Elimdeki anahtarı Özgür’e attım çünkü sinirden açamamış, gururumdan abime dememiştim.

 

“Zevzek; abim nereden bilsin kim nerede, hangi katta oturuyor. Adam müneccim mi? Çok konuşma da kapıyı aç ağaç olduk. Açelya nerede hem?”

 

Kalakaldı garibim, dedi sağdaki melek.

Az bile oldu şu anda. Şayet Delfin bu sinirle bizi uzaya gönderebilir,dedi soldaki de.

 

“İstediğimiz sorudan başlayabiliyor muyuz?”
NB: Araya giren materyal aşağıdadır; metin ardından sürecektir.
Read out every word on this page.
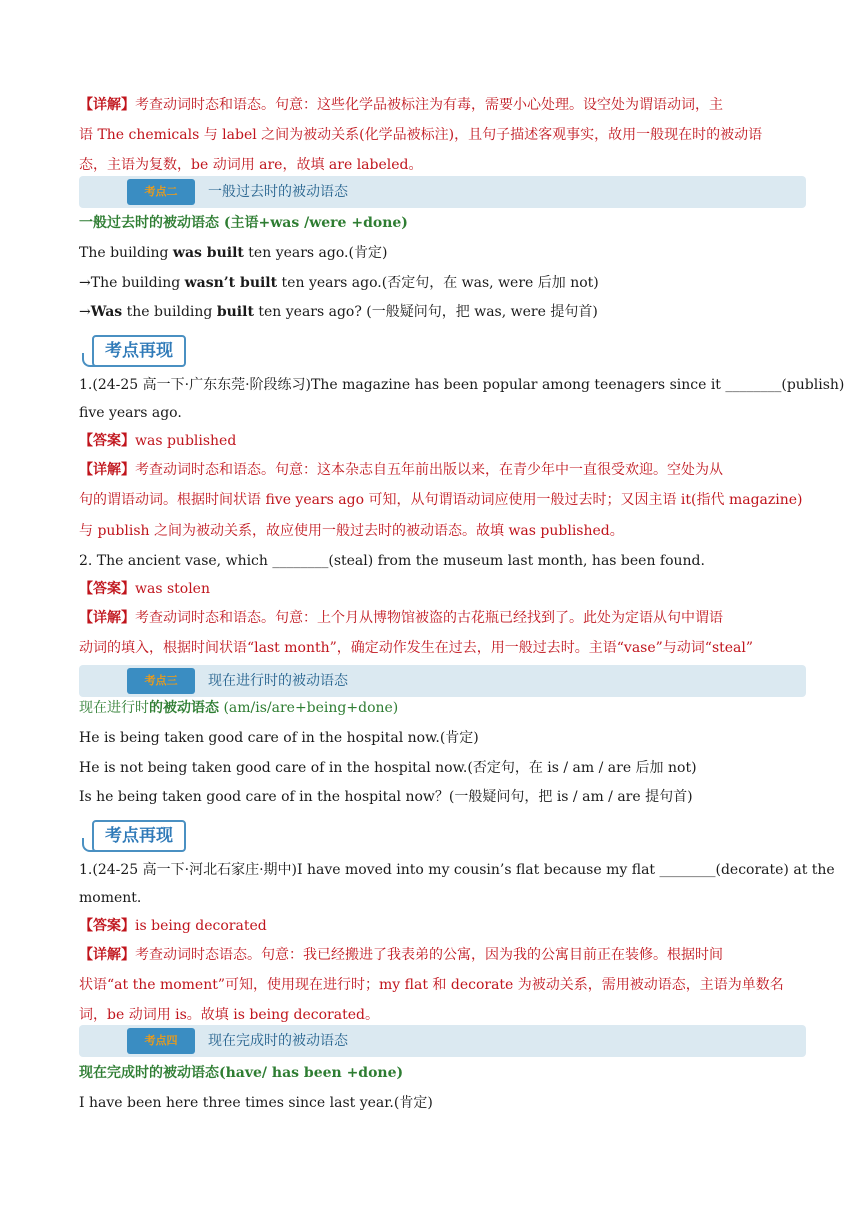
【详解】考查动词时态和语态。句意：这些化学品被标注为有毒，需要小心处理。设空处为谓语动词，主
语 The chemicals 与 label 之间为被动关系(化学品被标注)，且句子描述客观事实，故用一般现在时的被动语
态，主语为复数，be 动词用 are，故填 are labeled。
考点二	一般过去时的被动语态
一般过去时的被动语态 (主语+was /were +done)
The building was built ten years ago.(肯定)
→The building wasn’t built ten years ago.(否定句，在 was, were 后加 not)
→Was the building built ten years ago? (一般疑问句，把 was, were 提句首)
考点再现
1.(24-25 高一下·广东东莞·阶段练习)The magazine has been popular among teenagers since it ________(publish)
five years ago.
【答案】was published
【详解】考查动词时态和语态。句意：这本杂志自五年前出版以来，在青少年中一直很受欢迎。空处为从
句的谓语动词。根据时间状语 five years ago 可知，从句谓语动词应使用一般过去时；又因主语 it(指代 magazine)
与 publish 之间为被动关系，故应使用一般过去时的被动语态。故填 was published。
2. The ancient vase, which ________(steal) from the museum last month, has been found.
【答案】was stolen
【详解】考查动词时态和语态。句意：上个月从博物馆被盗的古花瓶已经找到了。此处为定语从句中谓语
动词的填入，根据时间状语“last month”，确定动作发生在过去，用一般过去时。主语“vase”与动词“steal”
考点三	现在进行时的被动语态
现在进行时的被动语态 (am/is/are+being+done)
He is being taken good care of in the hospital now.(肯定)
He is not being taken good care of in the hospital now.(否定句，在 is / am / are 后加 not)
Is he being taken good care of in the hospital now？(一般疑问句，把 is / am / are 提句首)
考点再现
1.(24-25 高一下·河北石家庄·期中)I have moved into my cousin’s flat because my flat ________(decorate) at the
moment.
【答案】is being decorated
【详解】考查动词时态语态。句意：我已经搬进了我表弟的公寓，因为我的公寓目前正在装修。根据时间
状语“at the moment”可知，使用现在进行时；my flat 和 decorate 为被动关系，需用被动语态，主语为单数名
词，be 动词用 is。故填 is being decorated。
考点四	现在完成时的被动语态
现在完成时的被动语态(have/ has been +done)
I have been here three times since last year.(肯定)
Derin bir nefes verdim “Evet.”

 

“Açelya, Kuzey ve Safir komutanımla markete gitti akşam yemelik bir şeyler almak için. Ayrıca bu adam müneccim olmasa bile demiştik aynı binadayız diye. “

 

“Ya tamam artık uzatmasanız da eve girsek mi? Ben ömrü hayatımda bu kadar kapı önünde beklediğimi hatırlamıyorum!” abim bizim durulmayacağımızı anladığı için uyarma gereği duymuştu.

 

“Hemennn açıyorum Kaya abiciğim!” Bu ne neşesi anlamıyorum ki ben.

 

“Ve işte aşk yuvamıza hoş geldiniz!” Yüzümü buruşturdum “Aşk yuvası ne be Özgür?”

 

“Ay ne bileyim. Filmlerde oluyor ya. Onlara özendim bir an. “

 

“Aferin, çok iyi!”

 

Evimizi gelmeden önce temizleyip paklamıştık. O yüzden mis gibi kokuyor, pırıl pırıl görünüyordu. Evimi özlemiştim.

 

“Vay vay vay! Evde kadının olduğu ne kadar da belli. Eminim ki diğerlerinin evi böyle değildir?”

 

“Çok şanslıyım o konuda zaten abi. Yanımda iki tane birbirinden güzel,birbirinden yetenekli kardeşim var. Ama bir konuda haksızsın. Aykan ve Safir abimin evi de bal dök yaladır. Doğal olarak Kuzey’in de tabi abisiyle kaldığı için. “

 

“Doğrudur o ikisinde öyle bir görünüş var. “

“Gel abi sana odanı göstereyim. “ abime kullanılmayan ama içinde yatak, dolap ve çalışma masası olan kısacası herkesin deyimiyle misafir odası yaptığımız boş odayı gösterdim.

 

O sırada Özgür de odasına geçip valizini boşaltmaya başlamıştı. Benim de sıcak bir duş alıp yorgunluğumu atmam gerekiyordu. O yüzden ikisine de haber verip duşa kendimi hemen atmıştım. Ben duştayken Açelya da gelmiş yemek hazırlamaya başlamıştı.

 

Hızlıca çıkıp kıyafetlerimi giyindim. Evde olduğumuz için eşofmanla takılacaktım. Açelya’nın yanına geçtim hemen.

 

“Açim yapılacak bir şey var mı?”

“Yok Delim! Kaya abiler üstteki odadalar. Geç onların yanına dinlen. Ben iyiyim burayı çekip çeviririm sen merak etme. “

 

Yanına gidip yanağına bir öpücük kondurdum. “İyi ki varsın be Açim. Sağ ol.”

 

Yukarı katta Açelya’nın odası ve evin küçük oturma odası vardı. Abim ve Özgür oraya geçmiş sohbet ediyorlardı. “Bir ara atalım şu oyunu Özgür. Severim ben de konsol oyunu. “

 

“Atarız abim sen meraklanma. En kısa zamanda söz. “ Abimin yanına oturmuş her zamanki oyun muhabbetini dinliyordum. Bir yandan da çenem ayrılırcasına esniyordum tabi. Yola çıkmak güzel de sonra olan yorgunluğu çekilmiyordu.

 

“Uykun mu geldi abim?”

“Evet abi yorulmuşum bayağı bi.”

Arkaya doğru iyice yaslanıp dizine iki kere vurdu.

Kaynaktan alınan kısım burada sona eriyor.